Ok, so lately I have been writing a simple rendering engine for iOS using OpenGL es 2.0 spec. To do anything moderately exciting requires adding back in the model, view and projection matricies.

One of the most common operations a graphics engine performs is 4x4 matrix multiplication, which in itself performed many times in a given frame is quite computationally expensive:

Code :
matrix[0]  = m1[0]*m2[0]  +  m1[1]*m2[4]  + m1[2]*m2[8]   + m1[3]*m2[12];
matrix[1]  = m1[0]*m2[1]  +  m1[1]*m2[5]  + m1[2]*m2[9]   + m1[3]*m2[13];
matrix[2]  = m1[0]*m2[2]  +  m1[1]*m2[6]  + m1[2]*m2[10]  + m1[3]*m2[14];

matrix[15] = m1[12]*m2[3] +  m1[13]*m2[7] + m1[14]*m2[11] + m1[15]*m2[15];

Now for the sake of optimisation on the CPU side, I could setup a matrix multiplication daemon with threading to split the load.

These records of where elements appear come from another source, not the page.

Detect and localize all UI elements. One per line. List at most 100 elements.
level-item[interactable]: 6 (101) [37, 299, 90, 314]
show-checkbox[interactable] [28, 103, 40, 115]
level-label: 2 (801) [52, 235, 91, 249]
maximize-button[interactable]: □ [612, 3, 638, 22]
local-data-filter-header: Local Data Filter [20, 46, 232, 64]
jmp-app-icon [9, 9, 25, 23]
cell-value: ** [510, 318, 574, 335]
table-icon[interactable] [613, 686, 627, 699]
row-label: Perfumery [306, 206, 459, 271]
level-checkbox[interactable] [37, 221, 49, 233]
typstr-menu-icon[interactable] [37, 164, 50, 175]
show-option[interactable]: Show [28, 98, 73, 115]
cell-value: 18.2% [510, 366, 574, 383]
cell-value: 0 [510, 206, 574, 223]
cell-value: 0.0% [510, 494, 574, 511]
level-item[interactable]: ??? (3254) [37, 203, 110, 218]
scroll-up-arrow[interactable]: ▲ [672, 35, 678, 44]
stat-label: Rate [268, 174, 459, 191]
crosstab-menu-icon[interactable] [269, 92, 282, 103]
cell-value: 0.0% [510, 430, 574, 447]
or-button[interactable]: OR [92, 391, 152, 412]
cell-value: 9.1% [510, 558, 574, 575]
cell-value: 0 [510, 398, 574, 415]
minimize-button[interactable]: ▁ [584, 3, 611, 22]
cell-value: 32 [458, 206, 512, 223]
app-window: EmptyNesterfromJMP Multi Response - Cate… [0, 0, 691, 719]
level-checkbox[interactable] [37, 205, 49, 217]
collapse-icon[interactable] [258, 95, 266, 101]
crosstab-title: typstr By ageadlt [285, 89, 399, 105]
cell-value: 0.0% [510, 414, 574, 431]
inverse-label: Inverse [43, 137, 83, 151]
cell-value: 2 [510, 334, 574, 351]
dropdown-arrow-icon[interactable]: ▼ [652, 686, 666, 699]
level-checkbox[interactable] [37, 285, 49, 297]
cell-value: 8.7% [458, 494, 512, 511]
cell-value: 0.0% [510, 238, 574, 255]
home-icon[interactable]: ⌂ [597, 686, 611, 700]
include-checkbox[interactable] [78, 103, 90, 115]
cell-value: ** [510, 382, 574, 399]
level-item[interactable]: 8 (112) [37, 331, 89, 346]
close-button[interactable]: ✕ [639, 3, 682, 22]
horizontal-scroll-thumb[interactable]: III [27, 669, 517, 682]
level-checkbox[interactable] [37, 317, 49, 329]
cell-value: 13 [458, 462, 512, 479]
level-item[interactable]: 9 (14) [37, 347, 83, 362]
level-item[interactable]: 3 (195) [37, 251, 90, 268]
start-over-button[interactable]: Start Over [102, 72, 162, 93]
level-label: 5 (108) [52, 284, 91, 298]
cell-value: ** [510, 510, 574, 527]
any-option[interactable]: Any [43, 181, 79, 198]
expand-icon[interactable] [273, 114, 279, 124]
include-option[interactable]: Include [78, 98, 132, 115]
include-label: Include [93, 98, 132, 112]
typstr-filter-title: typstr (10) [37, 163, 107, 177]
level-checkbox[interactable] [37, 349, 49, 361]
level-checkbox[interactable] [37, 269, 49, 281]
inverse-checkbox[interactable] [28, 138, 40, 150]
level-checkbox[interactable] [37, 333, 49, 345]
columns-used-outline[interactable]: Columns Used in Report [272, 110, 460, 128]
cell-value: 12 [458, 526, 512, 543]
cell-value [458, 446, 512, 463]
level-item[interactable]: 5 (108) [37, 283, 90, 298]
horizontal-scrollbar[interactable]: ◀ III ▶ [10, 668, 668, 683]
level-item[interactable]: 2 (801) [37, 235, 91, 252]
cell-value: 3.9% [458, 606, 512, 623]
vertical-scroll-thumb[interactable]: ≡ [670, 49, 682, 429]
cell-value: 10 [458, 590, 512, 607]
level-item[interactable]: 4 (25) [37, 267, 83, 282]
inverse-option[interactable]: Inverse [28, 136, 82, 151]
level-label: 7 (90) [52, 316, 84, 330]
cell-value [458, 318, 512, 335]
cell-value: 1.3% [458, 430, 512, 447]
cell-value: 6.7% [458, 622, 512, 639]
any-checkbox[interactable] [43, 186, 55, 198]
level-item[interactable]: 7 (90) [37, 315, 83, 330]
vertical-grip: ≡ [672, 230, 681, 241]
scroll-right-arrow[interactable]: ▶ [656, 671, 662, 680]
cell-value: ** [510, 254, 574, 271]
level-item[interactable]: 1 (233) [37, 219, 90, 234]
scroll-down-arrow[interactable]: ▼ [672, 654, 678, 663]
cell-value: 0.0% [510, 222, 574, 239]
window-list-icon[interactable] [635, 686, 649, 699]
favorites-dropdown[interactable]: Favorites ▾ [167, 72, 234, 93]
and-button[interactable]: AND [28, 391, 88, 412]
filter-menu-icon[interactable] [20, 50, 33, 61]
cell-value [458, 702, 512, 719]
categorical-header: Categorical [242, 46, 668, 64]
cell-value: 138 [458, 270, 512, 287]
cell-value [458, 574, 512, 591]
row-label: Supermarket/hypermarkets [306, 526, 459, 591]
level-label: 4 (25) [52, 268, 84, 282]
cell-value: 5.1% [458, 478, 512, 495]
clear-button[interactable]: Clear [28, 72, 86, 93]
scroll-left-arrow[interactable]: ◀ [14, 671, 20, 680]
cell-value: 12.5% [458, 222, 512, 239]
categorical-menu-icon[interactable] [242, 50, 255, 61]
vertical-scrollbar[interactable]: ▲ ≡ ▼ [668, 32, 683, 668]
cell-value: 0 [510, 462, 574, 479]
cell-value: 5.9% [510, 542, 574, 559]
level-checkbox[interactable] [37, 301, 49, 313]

However, the shader language gives the inbuilt matrix primitive and operations.

Code :
uniform mat4 m_model;
uniform mat4 m_view;
uniform mat4 m_projection;
gl_Position = m_projection * m_view * m_model * v_position;

Now my question is, is the matrix multiplication as expressed in the shader language (and presumable executed on the GPU) optimised? Does the matrix multiplication happen serially or in parallel? Is it better to send a precomputed on the CPU model view projection matrix to the vertex shader or is what I am doing here ok?